Henri II de Montmorency - Governor of Languedoc, son of Henri I Heir executed in 1632 for rebellion.
Charlotte de Montmorency - Sister of Henry II, wife of Henri II of Bourbon-Condé Heir of the estate after 1632.
Armand de Bourbon, prince de Conti - Prince and patron Welcomed Molière and his court in 1653.
Molière - Playwright and comedian Protected by Conti at the Grange (1653-1656).
François Hüe - Ornithologist and owner Welcomes Olivier Messiaen in the 20th century.

Origin and history

The estate of the Grange des Prés was built from 1587 by Henri I of Montmorency, governor of Languedoc, on lands acquired north of Pézenas including a 13th century Romanesque chapel. The castle was entrusted to the Lorrain architect Jean Thomas and was completed in 1595 with four buildings around a courtyard, an elevated chapel, and Italian gardens decorated with terraces, fountains, and 113 fruit trees. A pool, fed by the floods of the Hérault, and a hydraulic mechanism called "singing nightingale", complemented this Versailles du Languedoc, as its contemporaries nicknamed it.

Between 1601 and 1610, the estate expanded under the direction of Claude Bastide: two arcade galleries were added, a wall of merloned enclosure erected, and a large staircase installed to serve the upper room and a terrace. The park, structured by 79 orange aisles and groves classified by species (pins, cypresses), also housed an e-mail game and orangery. In 1614 Henry II of Montmorency inherited it before being executed in 1632 for rebellion, leaving the estate to his sister Charlotte, wife of Henri II of Bourbon-Condé.

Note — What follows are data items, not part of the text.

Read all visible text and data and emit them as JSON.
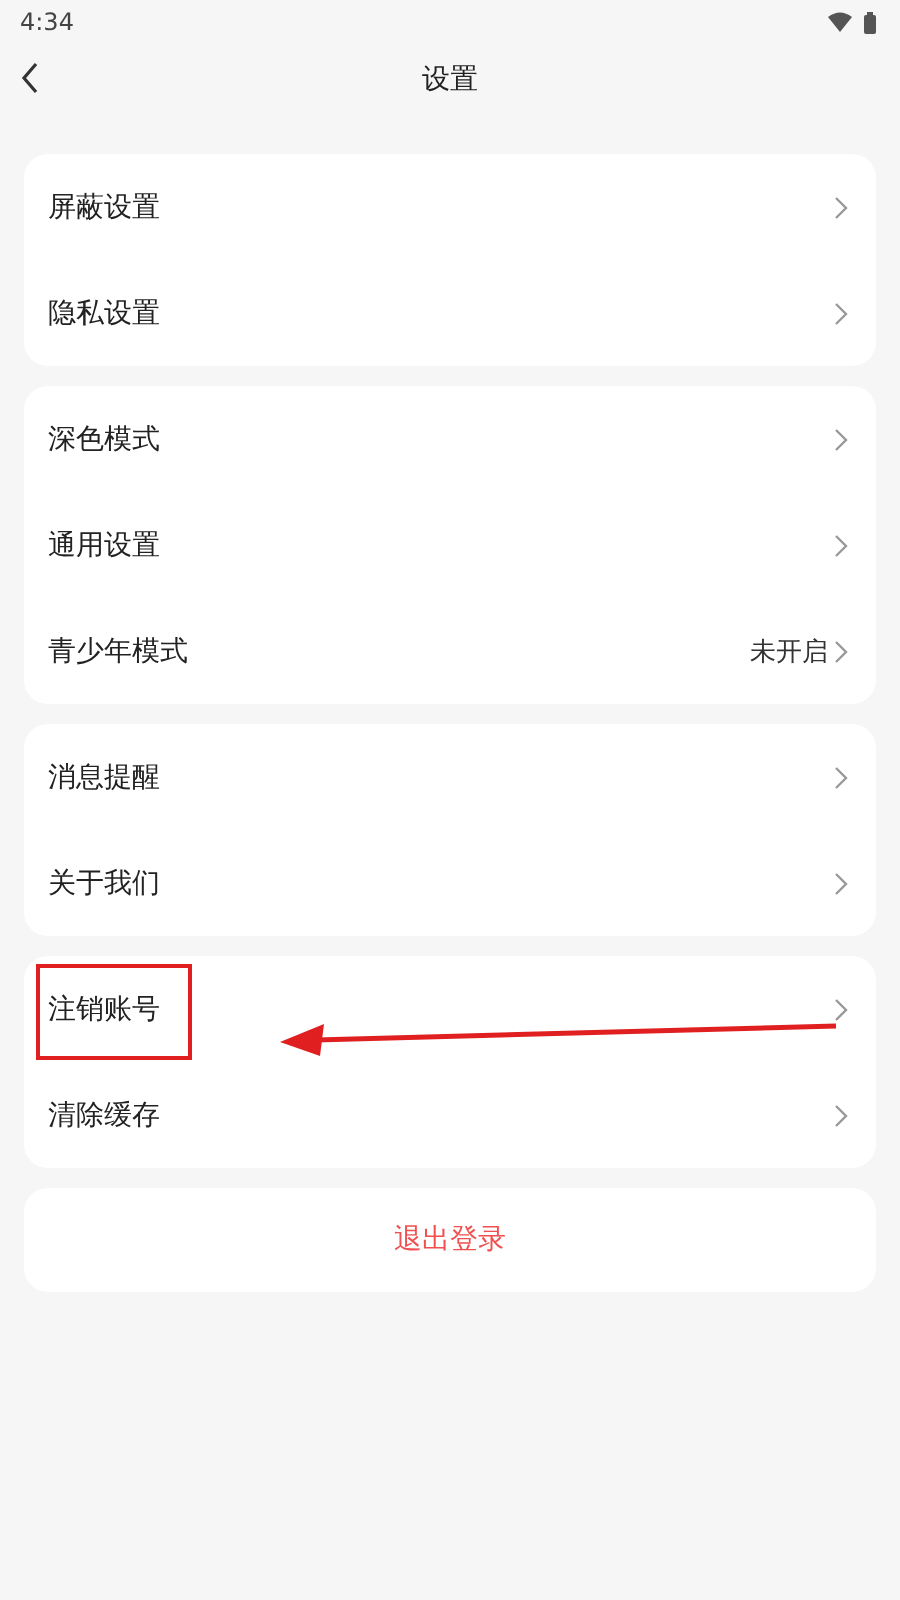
{
  "status_bar": {
    "time": "4:34"
  },
  "header": {
    "title": "设置"
  },
  "groups": [
    {
      "items": [
        {
          "label": "屏蔽设置",
          "highlighted": false
        },
        {
          "label": "隐私设置",
          "highlighted": false
        }
      ]
    },
    {
      "items": [
        {
          "label": "深色模式",
          "highlighted": false
        },
        {
          "label": "通用设置",
          "highlighted": false
        },
        {
          "label": "青少年模式",
          "value": "未开启",
          "highlighted": false
        }
      ]
    },
    {
      "items": [
        {
          "label": "消息提醒",
          "highlighted": false
        },
        {
          "label": "关于我们",
          "highlighted": false
        }
      ]
    },
    {
      "items": [
        {
          "label": "注销账号",
          "highlighted": true
        },
        {
          "label": "清除缓存",
          "highlighted": false
        }
      ]
    }
  ],
  "logout": {
    "label": "退出登录"
  }
}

Under the princes of Conti, the Grange des Prés became a luxurious home welcoming the court and artists. In 1653 Armand de Bourbon-Conti installed his mistress there and received Molière's troop, of which he became the patron for three years. The poet Sarazin, the abbot of Cosnac, and up to 200 courtiers stayed there. However, after the Prince's death in 1666, the estate declined: sold in pieces in the 18th century, it would house a linen factory (1697), a barracks (1738), and a military hospital (1795).

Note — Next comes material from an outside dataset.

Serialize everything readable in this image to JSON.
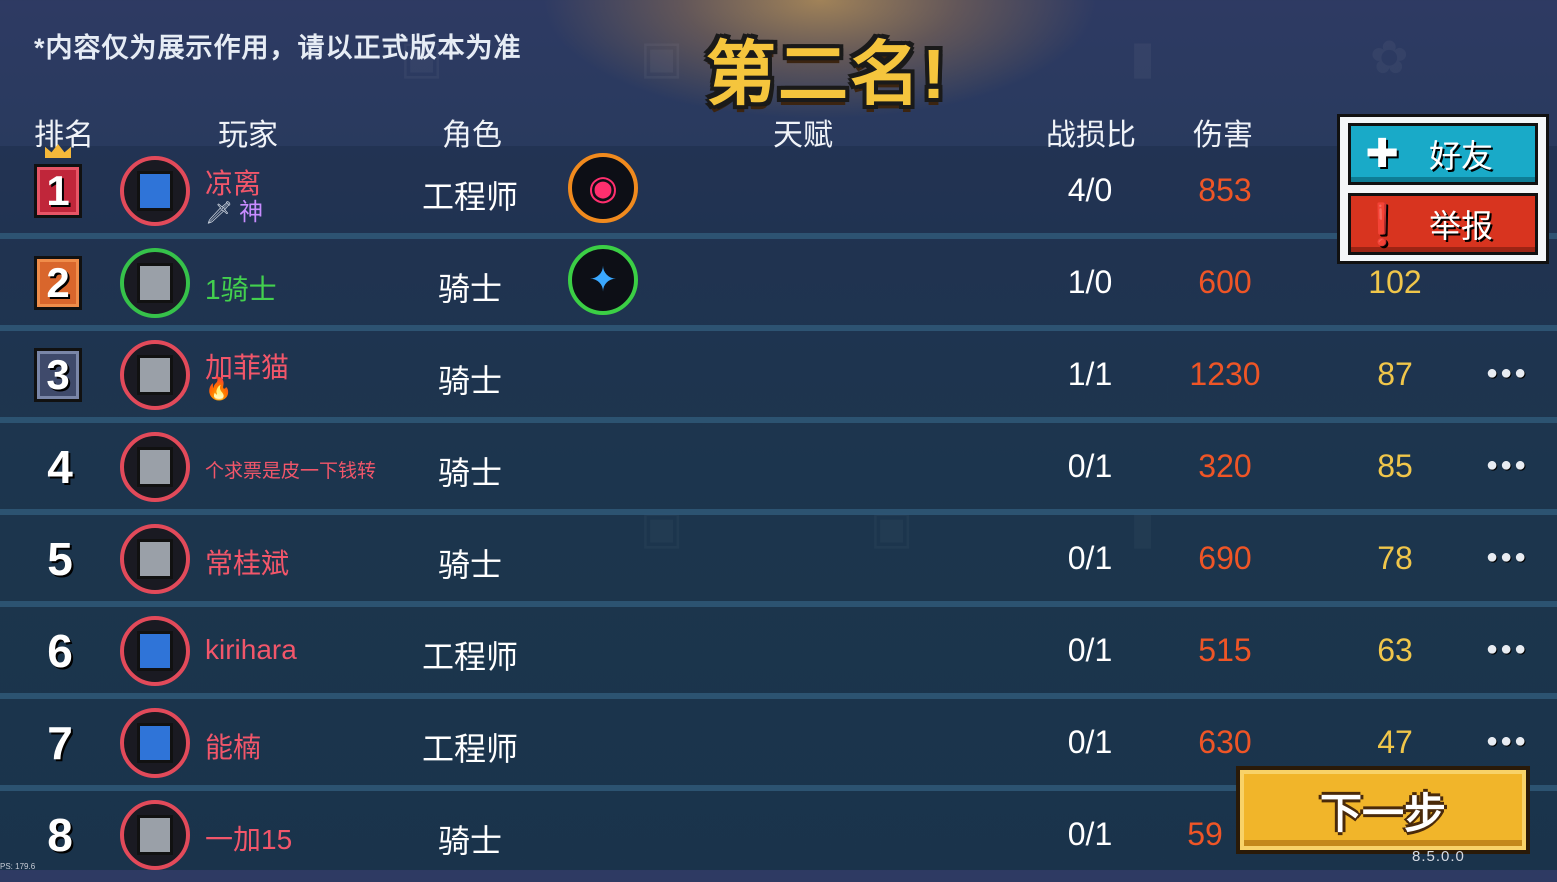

In the 19th century, the Dessalles family bought the estate and transformed the remains of the old castle into agricultural outbuildings, erecting a new neo-Louis XIII castle around 1850. The Bühler brothers recreated the gardens, while a neo-Gothic chapel, Our Lady of the Snows, was added. The site became a winery producing up to 14 000 hectolitres. In 1897, a bust of Molière was installed near the basin during commemorative celebrations, and Comédie-Française played there for the first time in 1893.

In the 20th century, the ornithologist François Hüe, descendant of Dessalles, welcomed artists like Olivier Messiaen, who recorded bird songs there in 1960-1961. The estate, classified as a historical monument in 2015 (after an inventory in 2003) and whose park was protected as early as 1942, preserves original elements such as the merlonated towers, the pool, and centenary pine trees. It remains a major testimony of Renaissance architecture in Languedoc, linked to French political and cultural history.